Three artistic streaks of mud added to already grimy cheeks
identified the younger brother as a Sioux chief.
The older grabbed a pine splinter from a gnawed
stall plank to serve as his six–shooter.
The cowboy crawled under a stall gate and up against
the shoulder of Jughead, the oldest and slowest horse on the ranch.
A quick duck under his belly and a step up on the stall’s second
plank hid the cowboy from even the sharpest Indian scout’s eyes.
The Indian knew the enemy’s tricks.
He scampered into the hayloft and moved from bale to bale,
peering through the cracks in the floor into the stalls below.
The space between a support beam and the loft’s floor allowed enough room for a practiced hand clutching a warm, newly laid chicken egg.
The angle was slight, the flick quick. Warm yellow yolk running down the back of the cowboy’s neck signaled the Indian’s ambush was successful.
The cowboy tossed his six–shooter aside, stepped up a plank,
slid over Jughead’s broad brown back and plopped to the ground.
After brushing eggshell from his crew cut hair, he plunged
his head into the horse’s water bucket and washed egg slime
from his head and neck with a resigned chuckle.
“You win. One less egg I have to collect this evening.”
The creatures that populated my miniature aquatic world
included two ghost shrimp,
A pair of tiny crawfish to wander the bottom, and two pygmy sunfish.

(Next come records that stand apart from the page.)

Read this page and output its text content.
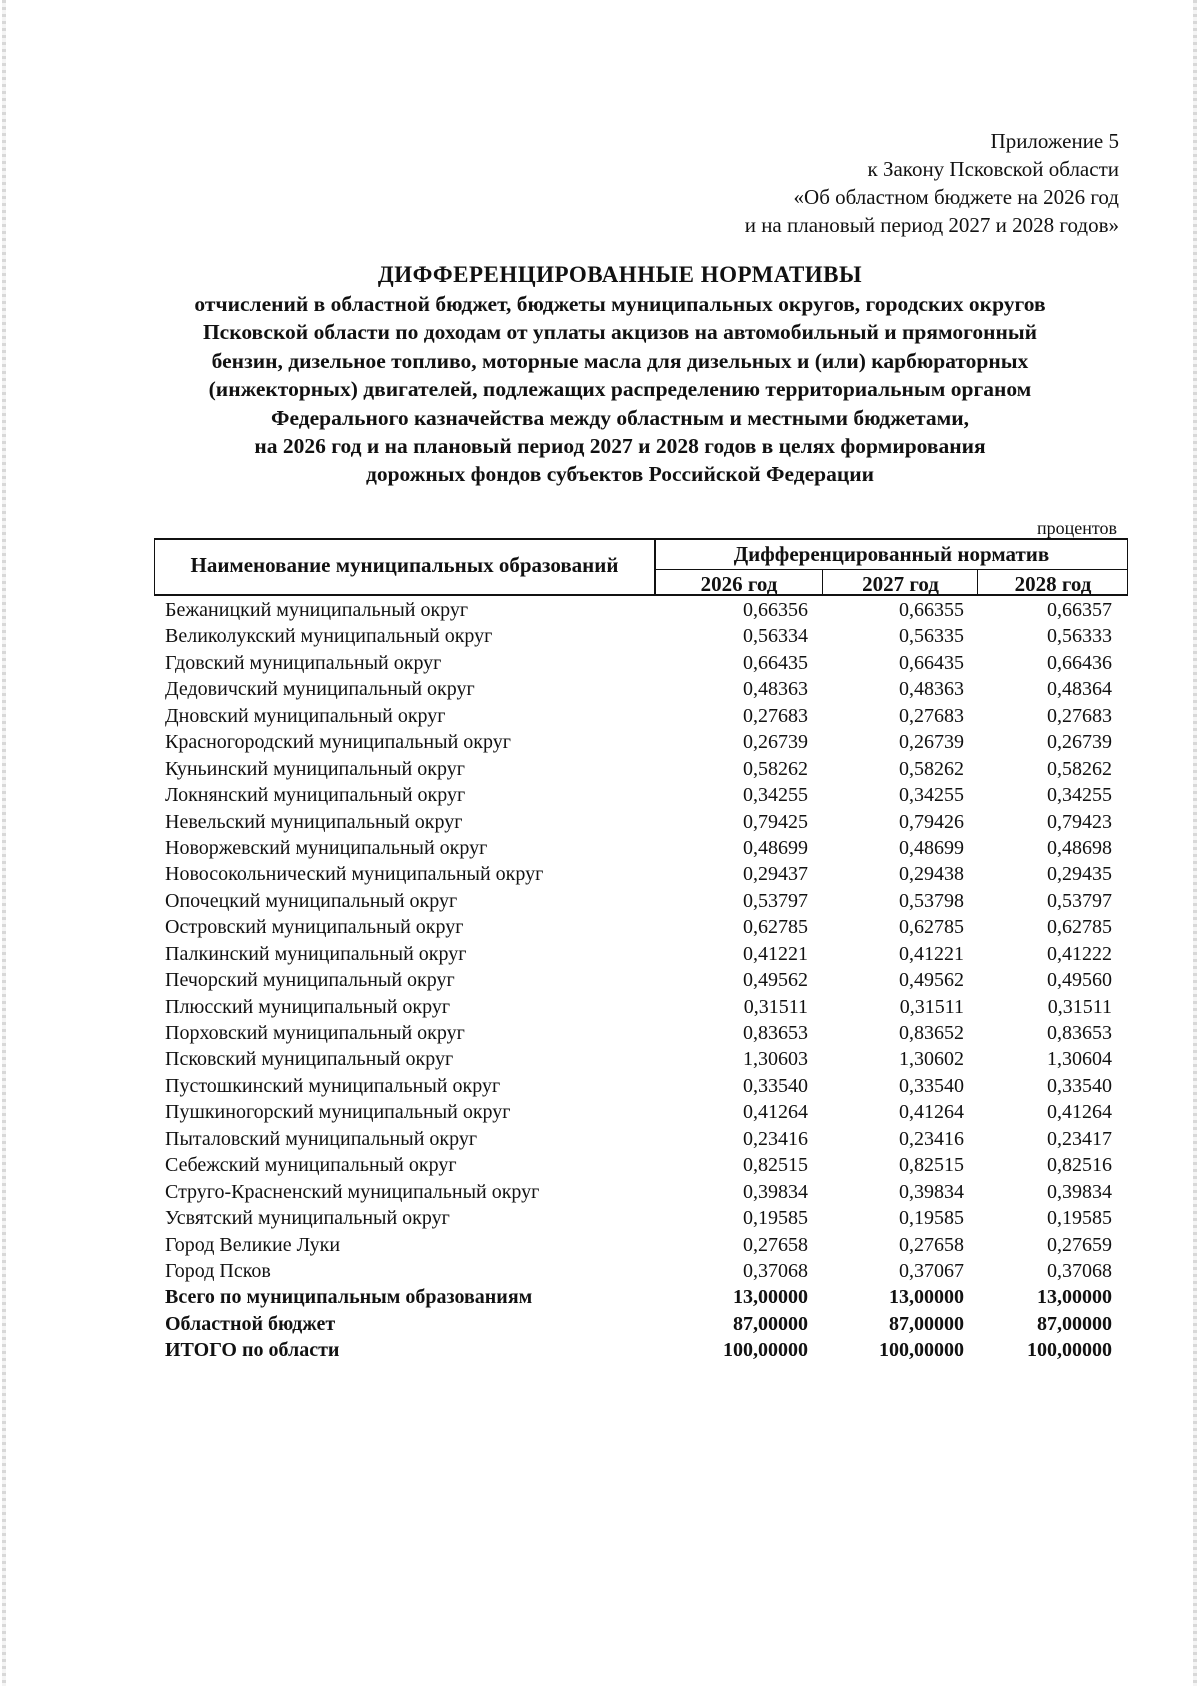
Приложение 5
к Закону Псковской области
«Об областном бюджете на 2026 год
и на плановый период 2027 и 2028 годов»
ДИФФЕРЕНЦИРОВАННЫЕ НОРМАТИВЫ
отчислений в областной бюджет, бюджеты муниципальных округов, городских округов
Псковской области по доходам от уплаты акцизов на автомобильный и прямогонный
бензин, дизельное топливо, моторные масла для дизельных и (или) карбюраторных
(инжекторных) двигателей, подлежащих распределению территориальным органом
Федерального казначейства между областным и местными бюджетами,
на 2026 год и на плановый период 2027 и 2028 годов в целях формирования
дорожных фондов субъектов Российской Федерации
процентов
Наименование муниципальных образований	Дифференцированный норматив
2026 год	2027 год	2028 год
Бежаницкий муниципальный округ	0,66356	0,66355	0,66357
Великолукский муниципальный округ	0,56334	0,56335	0,56333
Гдовский муниципальный округ	0,66435	0,66435	0,66436
Дедовичский муниципальный округ	0,48363	0,48363	0,48364
Дновский муниципальный округ	0,27683	0,27683	0,27683
Красногородский муниципальный округ	0,26739	0,26739	0,26739
Куньинский муниципальный округ	0,58262	0,58262	0,58262
Локнянский муниципальный округ	0,34255	0,34255	0,34255
Невельский муниципальный округ	0,79425	0,79426	0,79423
Новоржевский муниципальный округ	0,48699	0,48699	0,48698
Новосокольнический муниципальный округ	0,29437	0,29438	0,29435
Опочецкий муниципальный округ	0,53797	0,53798	0,53797
Островский муниципальный округ	0,62785	0,62785	0,62785
Палкинский муниципальный округ	0,41221	0,41221	0,41222
Печорский муниципальный округ	0,49562	0,49562	0,49560
Плюсский муниципальный округ	0,31511	0,31511	0,31511
Порховский муниципальный округ	0,83653	0,83652	0,83653
Псковский муниципальный округ	1,30603	1,30602	1,30604
Пустошкинский муниципальный округ	0,33540	0,33540	0,33540
Пушкиногорский муниципальный округ	0,41264	0,41264	0,41264
Пыталовский муниципальный округ	0,23416	0,23416	0,23417
Себежский муниципальный округ	0,82515	0,82515	0,82516
Струго-Красненский муниципальный округ	0,39834	0,39834	0,39834
Усвятский муниципальный округ	0,19585	0,19585	0,19585
Город Великие Луки	0,27658	0,27658	0,27659
Город Псков	0,37068	0,37067	0,37068
Всего по муниципальным образованиям	13,00000	13,00000	13,00000
Областной бюджет	87,00000	87,00000	87,00000
ИТОГО по области	100,00000	100,00000	100,00000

One with brownish-red mottling across a body flecked with bright blue and
another with dark bands over much of the greenish body
and fins that brightly speckled with a greenish-blue:
classic bottom dwellers.
I erroneously thought they were male and female of one species,
not two different species.
Middle level residents were a small male Sailfin
and an equally small female.
The Sailfin's blue fluorescent tail arrested my attention during my earliest explorations of the creek.
When larger males fought for control of a small school of females,
their dominant dorsal fins,
vertically striped in black and tipped with yellow,
would stand up so straight they would break the surface of the water.
A smaller male would always hang around the outside of the school.
That was the fish I targeted.
The capture of that fish took two days; a suitable female in two minutes.
The final pair, mosquito fish, the most numerous minnows in the creek.
A slender male with black spots and a suitable mate.
Such males, always much smaller than the females and non-spotted males, stood out in the swarm of mosquito fish.
Since they were typically surface fish, the areas of the artificial creek covered.